Taobao.com unveiled its latest plan on Jan 5 to multiply up its consumer rights protection service to 100 million yuan from 20 million yuan.

Dangdang.com, China's largest online bookseller, has a similar strategy. "We always carefully select online sellers and require them to hand in a deposit beforehand. We promise to compensate the consumer with the deposit if they complain about products," said Xu Lin, a public relations officer with the company.

But this does not solve the problem completely because there are many small online shopping websites that don't have similar regulation policies, Lin said.

According to a survey done by Sina.com at the end of 2009, almost three-quarters of 21,493 respondents said they had experienced "being cheated", and four-fifths said they were "unsatisfied" with the government's crackdown on the selling of fake products.
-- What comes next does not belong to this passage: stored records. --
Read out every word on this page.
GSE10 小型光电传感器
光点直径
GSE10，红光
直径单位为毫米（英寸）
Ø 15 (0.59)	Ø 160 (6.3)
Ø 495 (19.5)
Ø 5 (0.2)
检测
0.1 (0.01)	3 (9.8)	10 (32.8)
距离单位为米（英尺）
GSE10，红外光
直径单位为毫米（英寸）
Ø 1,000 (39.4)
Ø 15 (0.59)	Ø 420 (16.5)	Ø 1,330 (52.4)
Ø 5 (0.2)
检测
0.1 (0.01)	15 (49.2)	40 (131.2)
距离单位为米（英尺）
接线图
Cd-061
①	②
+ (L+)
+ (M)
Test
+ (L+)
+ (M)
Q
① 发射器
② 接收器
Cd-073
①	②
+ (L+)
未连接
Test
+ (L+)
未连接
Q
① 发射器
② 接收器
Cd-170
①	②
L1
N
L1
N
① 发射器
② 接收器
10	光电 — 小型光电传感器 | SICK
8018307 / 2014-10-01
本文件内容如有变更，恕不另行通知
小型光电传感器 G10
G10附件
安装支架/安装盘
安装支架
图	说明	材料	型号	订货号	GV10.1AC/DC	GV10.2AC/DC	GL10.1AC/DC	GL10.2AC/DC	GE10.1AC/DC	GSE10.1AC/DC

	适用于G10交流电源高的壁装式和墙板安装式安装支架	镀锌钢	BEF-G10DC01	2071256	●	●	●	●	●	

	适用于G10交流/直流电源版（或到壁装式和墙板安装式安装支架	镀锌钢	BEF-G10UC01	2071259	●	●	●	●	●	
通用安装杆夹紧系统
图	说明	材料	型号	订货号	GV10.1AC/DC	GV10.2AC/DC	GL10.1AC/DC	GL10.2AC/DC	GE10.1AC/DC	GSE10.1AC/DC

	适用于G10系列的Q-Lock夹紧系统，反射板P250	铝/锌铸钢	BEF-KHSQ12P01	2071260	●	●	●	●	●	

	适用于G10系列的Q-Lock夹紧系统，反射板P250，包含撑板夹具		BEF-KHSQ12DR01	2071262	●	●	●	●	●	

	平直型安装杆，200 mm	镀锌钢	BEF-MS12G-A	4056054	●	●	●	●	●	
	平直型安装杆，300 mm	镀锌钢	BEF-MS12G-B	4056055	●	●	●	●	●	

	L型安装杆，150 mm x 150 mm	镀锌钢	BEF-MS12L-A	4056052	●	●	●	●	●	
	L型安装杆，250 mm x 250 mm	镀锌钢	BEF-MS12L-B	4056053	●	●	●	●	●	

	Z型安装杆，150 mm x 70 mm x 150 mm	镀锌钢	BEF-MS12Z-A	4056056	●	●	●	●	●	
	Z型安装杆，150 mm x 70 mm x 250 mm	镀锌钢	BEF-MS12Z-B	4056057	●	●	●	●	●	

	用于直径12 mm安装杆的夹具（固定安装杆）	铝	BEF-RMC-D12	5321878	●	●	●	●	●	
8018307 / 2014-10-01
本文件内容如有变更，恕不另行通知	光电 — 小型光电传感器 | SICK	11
Lin suggested the authority establish a special regulation to cater uniquely to online shopping.

"Online shopping is different from regular shopping and has its own problems. For example, the identities of retailers are usually not authentic, and buyers and sellers are often from different regions. There is still a lot of work for the government to do," Lin told METRO.

Phil Hill from UK became an online shopping victim after spending $200 dollars to buy an iPhone from a Beijing seller through an online website last November. Instead of receiving the smart phone, he was posted a plastic toy phone and a rock wrapped in cardboard, "presumably to add weight to the package".